そこで治療を受けて、その日はそのまま帰宅。本来であれば今日はバイトの予定は入っていなかったのだが、ちょうど教授の都合で大学の授業が休講になったため、挨拶がてら顔を出したという次第だった。
「昨日は大変だったね。怪我の具合は?」
「大丈夫です。たいしたことはないので」
豊田と産業医の辻口から報告を受けているだろう門脇に、群司はお騒がせして申し訳ありませんでしたと頭を下げた。
「いやいや、とんでもない。十四針も縫ったと聞いたよ? 親御さんもさぞ驚かれたことだろうね。
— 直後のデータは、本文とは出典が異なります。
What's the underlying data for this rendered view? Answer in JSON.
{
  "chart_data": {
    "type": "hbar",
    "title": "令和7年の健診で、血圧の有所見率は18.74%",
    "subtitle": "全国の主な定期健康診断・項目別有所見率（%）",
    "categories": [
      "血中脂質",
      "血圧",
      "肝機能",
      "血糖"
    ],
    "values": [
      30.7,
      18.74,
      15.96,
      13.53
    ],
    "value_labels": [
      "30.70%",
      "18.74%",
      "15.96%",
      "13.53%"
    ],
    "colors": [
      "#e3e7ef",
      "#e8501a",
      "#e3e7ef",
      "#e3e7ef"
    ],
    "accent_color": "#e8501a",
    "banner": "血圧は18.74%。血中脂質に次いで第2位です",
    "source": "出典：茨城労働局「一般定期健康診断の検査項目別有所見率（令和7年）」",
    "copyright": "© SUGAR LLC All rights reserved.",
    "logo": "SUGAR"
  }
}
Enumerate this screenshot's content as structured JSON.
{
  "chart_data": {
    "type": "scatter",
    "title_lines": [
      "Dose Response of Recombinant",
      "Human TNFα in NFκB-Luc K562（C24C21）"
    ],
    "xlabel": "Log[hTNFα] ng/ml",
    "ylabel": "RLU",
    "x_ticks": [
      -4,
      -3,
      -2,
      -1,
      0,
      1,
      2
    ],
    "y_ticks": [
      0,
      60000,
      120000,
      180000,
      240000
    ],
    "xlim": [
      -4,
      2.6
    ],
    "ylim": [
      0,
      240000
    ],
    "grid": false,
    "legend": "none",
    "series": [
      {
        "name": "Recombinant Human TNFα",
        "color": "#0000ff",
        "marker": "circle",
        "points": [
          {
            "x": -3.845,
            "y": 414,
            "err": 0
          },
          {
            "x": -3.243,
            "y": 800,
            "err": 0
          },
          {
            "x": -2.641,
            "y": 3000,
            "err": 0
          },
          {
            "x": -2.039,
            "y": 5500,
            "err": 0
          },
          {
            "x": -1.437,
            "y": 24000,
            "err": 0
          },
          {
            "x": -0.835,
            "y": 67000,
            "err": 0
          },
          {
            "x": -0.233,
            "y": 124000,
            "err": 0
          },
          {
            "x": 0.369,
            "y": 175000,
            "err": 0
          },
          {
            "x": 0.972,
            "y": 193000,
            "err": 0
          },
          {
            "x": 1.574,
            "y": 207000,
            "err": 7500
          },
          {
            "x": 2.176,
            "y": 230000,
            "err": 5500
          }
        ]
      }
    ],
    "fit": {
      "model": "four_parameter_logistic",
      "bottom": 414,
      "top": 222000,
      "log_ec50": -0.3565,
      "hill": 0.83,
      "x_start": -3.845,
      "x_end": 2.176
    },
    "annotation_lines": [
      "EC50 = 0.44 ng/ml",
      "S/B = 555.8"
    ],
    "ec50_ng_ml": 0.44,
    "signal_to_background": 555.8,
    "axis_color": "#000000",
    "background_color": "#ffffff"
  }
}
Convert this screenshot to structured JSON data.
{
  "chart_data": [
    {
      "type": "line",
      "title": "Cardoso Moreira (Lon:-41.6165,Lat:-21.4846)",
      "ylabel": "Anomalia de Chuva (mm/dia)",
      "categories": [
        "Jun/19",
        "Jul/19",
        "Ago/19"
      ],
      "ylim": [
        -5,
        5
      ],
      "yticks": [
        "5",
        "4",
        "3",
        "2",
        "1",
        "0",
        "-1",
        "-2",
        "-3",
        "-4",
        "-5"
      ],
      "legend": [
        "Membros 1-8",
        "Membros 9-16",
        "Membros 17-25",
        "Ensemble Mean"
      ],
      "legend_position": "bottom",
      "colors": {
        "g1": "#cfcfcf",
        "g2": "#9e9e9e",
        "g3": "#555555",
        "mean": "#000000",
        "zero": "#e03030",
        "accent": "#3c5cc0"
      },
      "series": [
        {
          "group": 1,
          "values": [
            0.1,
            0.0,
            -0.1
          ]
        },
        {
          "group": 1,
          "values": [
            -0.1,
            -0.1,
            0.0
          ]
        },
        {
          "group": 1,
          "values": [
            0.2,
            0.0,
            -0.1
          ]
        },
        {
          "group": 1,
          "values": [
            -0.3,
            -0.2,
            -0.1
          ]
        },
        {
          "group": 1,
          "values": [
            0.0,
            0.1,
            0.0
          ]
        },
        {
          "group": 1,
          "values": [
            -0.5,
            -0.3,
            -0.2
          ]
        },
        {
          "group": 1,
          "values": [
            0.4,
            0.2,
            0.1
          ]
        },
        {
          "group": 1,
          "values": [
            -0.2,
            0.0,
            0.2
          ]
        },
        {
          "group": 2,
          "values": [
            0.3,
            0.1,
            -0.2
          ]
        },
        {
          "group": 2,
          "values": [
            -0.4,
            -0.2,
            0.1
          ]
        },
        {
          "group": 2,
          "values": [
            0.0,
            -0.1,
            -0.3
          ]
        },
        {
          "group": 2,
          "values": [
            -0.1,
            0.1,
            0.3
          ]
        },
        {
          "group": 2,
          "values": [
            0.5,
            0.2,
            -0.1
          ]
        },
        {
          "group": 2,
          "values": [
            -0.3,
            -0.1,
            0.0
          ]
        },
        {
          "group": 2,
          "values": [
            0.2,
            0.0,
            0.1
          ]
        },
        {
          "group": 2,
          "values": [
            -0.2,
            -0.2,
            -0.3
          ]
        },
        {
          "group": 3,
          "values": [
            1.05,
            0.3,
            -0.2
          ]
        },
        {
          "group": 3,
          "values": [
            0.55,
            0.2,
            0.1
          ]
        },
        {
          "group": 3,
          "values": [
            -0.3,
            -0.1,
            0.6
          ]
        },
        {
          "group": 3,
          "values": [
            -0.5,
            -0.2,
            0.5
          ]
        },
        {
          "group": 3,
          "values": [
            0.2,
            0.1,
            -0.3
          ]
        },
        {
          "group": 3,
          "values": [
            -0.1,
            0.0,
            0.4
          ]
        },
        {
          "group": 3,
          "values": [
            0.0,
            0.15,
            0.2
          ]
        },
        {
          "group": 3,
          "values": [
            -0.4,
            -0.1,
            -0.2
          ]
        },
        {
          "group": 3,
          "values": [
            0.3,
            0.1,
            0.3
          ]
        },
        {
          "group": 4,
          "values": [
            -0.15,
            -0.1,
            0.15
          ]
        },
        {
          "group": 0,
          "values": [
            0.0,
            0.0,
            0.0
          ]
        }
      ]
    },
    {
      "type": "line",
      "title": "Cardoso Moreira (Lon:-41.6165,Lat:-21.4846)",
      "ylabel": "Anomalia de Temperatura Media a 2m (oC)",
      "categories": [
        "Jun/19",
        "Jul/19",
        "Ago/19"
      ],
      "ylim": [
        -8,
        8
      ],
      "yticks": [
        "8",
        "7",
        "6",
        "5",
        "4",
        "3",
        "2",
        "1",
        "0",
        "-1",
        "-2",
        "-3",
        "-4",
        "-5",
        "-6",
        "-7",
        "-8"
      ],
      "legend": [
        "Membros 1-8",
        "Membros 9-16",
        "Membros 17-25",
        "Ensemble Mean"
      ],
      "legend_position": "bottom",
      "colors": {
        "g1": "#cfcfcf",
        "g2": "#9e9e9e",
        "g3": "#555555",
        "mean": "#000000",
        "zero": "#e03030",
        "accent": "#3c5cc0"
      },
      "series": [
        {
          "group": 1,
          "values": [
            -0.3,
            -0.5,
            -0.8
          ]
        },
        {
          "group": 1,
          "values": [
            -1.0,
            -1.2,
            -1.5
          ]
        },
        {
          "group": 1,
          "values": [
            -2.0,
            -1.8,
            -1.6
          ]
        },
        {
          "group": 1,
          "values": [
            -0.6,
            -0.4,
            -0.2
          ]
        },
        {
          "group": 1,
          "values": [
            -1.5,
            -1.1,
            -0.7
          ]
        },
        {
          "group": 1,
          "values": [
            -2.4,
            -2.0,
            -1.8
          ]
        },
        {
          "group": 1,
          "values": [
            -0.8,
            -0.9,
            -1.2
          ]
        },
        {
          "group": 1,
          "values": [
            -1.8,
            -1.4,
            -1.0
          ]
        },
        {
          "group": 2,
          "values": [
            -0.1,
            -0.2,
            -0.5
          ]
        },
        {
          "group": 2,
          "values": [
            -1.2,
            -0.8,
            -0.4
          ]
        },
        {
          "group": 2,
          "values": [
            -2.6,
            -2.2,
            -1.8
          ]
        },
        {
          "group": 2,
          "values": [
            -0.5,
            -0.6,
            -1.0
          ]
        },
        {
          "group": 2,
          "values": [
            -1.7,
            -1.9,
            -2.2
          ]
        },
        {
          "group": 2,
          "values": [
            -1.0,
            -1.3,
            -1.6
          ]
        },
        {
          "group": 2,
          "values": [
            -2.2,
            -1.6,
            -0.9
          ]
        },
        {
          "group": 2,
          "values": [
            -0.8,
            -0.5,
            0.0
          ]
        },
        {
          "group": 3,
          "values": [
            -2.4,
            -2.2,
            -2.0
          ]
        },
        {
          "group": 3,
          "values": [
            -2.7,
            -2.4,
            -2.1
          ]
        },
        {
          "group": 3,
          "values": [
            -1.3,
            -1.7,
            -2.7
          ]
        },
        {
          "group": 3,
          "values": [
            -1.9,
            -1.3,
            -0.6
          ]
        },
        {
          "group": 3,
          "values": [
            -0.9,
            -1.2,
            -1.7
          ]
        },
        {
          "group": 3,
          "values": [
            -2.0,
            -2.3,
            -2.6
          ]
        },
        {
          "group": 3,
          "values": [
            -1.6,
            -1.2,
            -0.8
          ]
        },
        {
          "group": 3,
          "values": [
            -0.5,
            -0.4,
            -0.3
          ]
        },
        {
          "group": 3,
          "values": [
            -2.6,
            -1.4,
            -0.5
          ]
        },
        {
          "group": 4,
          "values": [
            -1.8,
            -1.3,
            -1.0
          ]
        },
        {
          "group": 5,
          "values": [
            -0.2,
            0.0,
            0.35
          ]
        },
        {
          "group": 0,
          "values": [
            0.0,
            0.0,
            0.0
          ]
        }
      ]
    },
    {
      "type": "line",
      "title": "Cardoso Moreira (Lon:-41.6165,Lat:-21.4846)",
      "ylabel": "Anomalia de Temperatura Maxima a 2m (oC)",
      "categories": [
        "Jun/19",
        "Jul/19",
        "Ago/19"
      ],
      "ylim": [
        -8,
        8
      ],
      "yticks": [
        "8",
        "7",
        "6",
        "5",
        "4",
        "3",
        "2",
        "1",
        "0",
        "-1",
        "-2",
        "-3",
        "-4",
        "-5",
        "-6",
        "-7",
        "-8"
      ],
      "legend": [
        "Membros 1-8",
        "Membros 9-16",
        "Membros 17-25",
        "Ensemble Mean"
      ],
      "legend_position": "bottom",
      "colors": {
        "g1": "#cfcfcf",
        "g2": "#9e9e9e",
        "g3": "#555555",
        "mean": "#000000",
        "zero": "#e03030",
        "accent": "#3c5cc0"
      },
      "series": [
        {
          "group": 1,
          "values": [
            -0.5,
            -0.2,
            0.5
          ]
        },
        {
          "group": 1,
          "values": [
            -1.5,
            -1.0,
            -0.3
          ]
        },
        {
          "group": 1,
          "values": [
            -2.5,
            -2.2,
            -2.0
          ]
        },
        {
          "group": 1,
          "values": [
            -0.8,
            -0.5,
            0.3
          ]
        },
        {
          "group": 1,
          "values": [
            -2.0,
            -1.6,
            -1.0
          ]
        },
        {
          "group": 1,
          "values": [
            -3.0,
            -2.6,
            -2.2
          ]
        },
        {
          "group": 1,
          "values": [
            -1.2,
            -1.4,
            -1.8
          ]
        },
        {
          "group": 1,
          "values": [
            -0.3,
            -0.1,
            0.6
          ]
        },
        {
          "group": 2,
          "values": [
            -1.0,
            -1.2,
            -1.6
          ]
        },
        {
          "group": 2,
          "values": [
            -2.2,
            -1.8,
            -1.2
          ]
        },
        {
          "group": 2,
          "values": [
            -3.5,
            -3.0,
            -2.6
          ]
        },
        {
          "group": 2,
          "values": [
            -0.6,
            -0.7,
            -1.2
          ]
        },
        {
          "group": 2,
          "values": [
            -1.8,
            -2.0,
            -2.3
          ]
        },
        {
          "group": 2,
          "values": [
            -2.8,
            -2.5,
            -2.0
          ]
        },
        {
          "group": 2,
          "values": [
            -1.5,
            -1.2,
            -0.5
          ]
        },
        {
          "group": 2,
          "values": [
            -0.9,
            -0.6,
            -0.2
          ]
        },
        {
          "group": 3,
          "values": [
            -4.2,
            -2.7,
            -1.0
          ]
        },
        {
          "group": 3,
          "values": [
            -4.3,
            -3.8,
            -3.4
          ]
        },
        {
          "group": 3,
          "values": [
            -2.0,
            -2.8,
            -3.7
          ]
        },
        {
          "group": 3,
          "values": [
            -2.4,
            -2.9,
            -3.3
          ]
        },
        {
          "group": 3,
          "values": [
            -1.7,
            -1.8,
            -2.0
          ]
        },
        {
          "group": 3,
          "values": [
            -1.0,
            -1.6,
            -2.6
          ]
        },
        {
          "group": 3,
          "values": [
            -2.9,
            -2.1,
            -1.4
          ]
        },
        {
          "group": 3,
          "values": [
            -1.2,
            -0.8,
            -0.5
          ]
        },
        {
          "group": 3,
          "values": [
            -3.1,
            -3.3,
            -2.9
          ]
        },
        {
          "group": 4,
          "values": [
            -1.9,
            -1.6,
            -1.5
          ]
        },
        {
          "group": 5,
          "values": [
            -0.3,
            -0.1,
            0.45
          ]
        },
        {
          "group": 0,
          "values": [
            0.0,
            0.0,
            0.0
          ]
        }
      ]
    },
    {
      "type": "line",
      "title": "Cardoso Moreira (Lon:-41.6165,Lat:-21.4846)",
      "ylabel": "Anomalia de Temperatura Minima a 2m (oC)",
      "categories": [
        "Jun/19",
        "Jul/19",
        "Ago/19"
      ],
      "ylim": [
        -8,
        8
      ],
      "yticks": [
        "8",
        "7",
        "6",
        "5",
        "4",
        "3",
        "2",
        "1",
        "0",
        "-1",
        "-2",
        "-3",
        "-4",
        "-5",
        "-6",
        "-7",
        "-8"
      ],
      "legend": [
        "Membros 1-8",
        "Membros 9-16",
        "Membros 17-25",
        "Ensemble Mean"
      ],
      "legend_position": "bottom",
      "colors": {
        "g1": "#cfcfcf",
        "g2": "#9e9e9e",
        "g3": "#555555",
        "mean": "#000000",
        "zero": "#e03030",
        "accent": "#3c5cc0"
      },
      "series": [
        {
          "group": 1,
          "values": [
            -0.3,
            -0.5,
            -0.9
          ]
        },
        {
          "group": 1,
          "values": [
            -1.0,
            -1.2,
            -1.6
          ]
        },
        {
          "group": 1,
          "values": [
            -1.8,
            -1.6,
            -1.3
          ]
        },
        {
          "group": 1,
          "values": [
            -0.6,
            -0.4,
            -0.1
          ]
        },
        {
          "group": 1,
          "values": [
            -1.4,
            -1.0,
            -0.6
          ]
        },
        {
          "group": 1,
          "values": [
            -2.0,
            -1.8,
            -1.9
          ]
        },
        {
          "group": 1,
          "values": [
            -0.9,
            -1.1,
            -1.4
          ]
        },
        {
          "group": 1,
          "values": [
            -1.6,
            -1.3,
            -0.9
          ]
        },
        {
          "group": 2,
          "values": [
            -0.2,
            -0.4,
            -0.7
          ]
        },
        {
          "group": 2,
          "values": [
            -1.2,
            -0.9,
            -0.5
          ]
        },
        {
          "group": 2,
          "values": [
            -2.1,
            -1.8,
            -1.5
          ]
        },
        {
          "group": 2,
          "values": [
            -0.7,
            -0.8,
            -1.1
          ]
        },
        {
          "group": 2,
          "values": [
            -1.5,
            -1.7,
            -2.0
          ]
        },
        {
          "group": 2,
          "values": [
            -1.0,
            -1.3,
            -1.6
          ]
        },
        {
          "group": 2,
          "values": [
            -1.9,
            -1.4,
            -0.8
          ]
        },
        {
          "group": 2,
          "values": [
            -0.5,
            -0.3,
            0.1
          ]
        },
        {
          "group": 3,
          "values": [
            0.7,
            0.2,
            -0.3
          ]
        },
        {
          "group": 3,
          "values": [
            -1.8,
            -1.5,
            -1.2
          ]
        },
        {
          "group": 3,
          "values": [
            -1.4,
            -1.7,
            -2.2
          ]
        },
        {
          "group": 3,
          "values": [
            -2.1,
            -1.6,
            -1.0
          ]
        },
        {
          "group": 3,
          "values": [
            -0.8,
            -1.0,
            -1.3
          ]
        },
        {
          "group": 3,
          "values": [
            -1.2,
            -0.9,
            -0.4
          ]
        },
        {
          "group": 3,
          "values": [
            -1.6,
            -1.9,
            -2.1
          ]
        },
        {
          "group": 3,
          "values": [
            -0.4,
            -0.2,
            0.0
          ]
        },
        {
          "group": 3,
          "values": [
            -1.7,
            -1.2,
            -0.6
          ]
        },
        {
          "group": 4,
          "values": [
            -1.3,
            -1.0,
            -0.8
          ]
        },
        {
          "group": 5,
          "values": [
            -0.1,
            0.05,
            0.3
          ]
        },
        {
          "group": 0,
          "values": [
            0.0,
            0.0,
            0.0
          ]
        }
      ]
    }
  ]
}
会社の問題に巻きこんでしまって申し訳なかった」
報告を受けて肝が冷えたと門脇は眉根を寄せた。
「いえ、会社とまったく無関係の騒ぎだったとしても、その場に居合わせたら普通に首つっこんじゃってたと思うんで、完全に自己責任です。考えが足りませんでした」
「そんなことはない。おかげでうちの社員が助けられた。早乙女くんも昨日、私のところへ謝罪に来てね」
「早乙女さんが?」
群司は思わず問い返した。
「自分のせいで申し訳ないことをしてしまったと彼もだいぶ気に病んでいたようだよ」
言ったあとで、門脇はあらためて確認するように群司の意向を尋ねた。
「直接被害に遭ったのは君なんだから、相手を罪に問うこともできる。なかったことにしてしまって本当によかったのかな?」
それに対して群司は「そうですね」と穏やかに応じた。
「先方にもそれなりの事情があったようですし、またおなじことを繰り返さないと約束してもらえるなら、あまり大ごとにしなくていいかなと思ってます」
昨日のうちに会社のほうから群司に確認の電話が入り、その旨を伝えてあった。
理不尽なかたちで身内を喪う辛さは群司にもよくわかる。自分はだから、こうして真相を探りつづけているのだから。
「あの、ひょっとして早乙女さんは、相手の方の刑事処分を求めてらっしゃるんでしょうか?」
「ああ、いや。そんなことはないと思うよ」
門脇はすぐさま否定した。
「ただ、自分を庇ったことが原因で君が大怪我をしてしまったからね。そのことをだいぶ悔やんでいるようで」
あの早乙女が、という言いかたをしたら失礼かもしれないが、なんだか意外な気がした。その反面、最後に自分を見ていた、物言いたげな表情が甦る。
「だから、よかったらあとで、薬理研究部にも顔を見せにいってやってくれるかな。君の顔を見れば、早乙女くんも少しは安心するだろうから」
「あ、はい」
門脇に言われて、群司は了承した。
「事情聴取も結局、早乙女さんに全部お任せしちゃったんで、このあとご挨拶がてら、ちょっと寄ってみます」
そうしてくれるかいと門脇は頷き、それから、と机の引き出しを開けて紙袋を取り出した。
「これ、天城特別顧問から君に、見舞いの品だそうだ」
「え?」
「昨日のうちに上層部 にも報告がいったようでね。夕方、どういう状況かと問い合わせがあったんだが、今朝になって君に渡してほしいと届けられた」
「あ、いや。そんなことしていただくわけには……」
「気持ちだから受け取っておきなさい」
遠慮する群司に、門脇は紙袋を差し出した。見るからに高級そうな、洋菓子の詰め合わせらしき包みだった。